In an attempt to ensure the security of cyberspace and information, the Chinese government recently passed a new law on cryptography. This paves the way for the country to release its own digital currency, which is aimed at cutting costs of circulating  paper money and to help policymakers control the money supply

The new cryptography law, which comes to effect on January 1, 2020, is designed to assist the development of the cryptography business and enhancing the security of cryptocurrency.

In 2014, China’s Central Bank set up a research team to work on its digital currency to cut the costs of traditional paper money and to control the money supply. The new digital currency can be used across major payment platforms like WeChat and Alipay, according to the Central Bank.
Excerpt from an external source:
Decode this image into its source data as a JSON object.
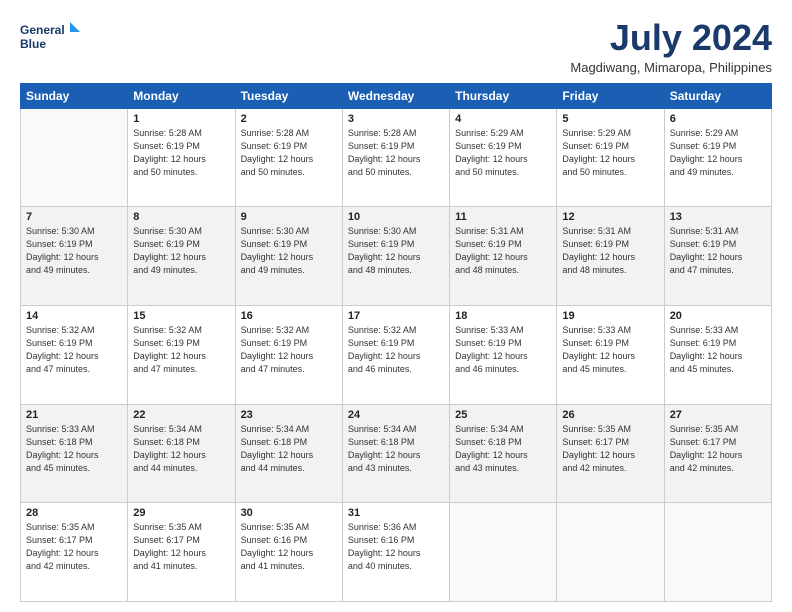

Previously, a wide range of uncoordinated laws and regulations governed the Internet in China. The Chinese government implemented a contentious new law in 2017, which allegedly imposes strict requirements on data storage and scrutiny. The proposed law, which was approved in November 2016 by China’s National People’s Congress, prohibits service providers from recording and selling the personal information of Internet users. In the case of these prohibitions being violated, it also gives users greater information security rights, including requirements that their data be wiped clean.

International trade organizations opposed the new Chinese regulations, at a minimum pushing for a delay in implementation, arguing that the new rules would hamper business activities on the Internet in China.

In an attempt to prevent any damage to global trade services, the U.S. asked China not to implement its stringent cybersecurity law. In a two-page document submitted for debate at the World Trade Organisation (WTO) Services Council, the U.S. claimed that China’s new cybersecurity norms can have a huge impact on cross border services supplied through a commercial presence abroad.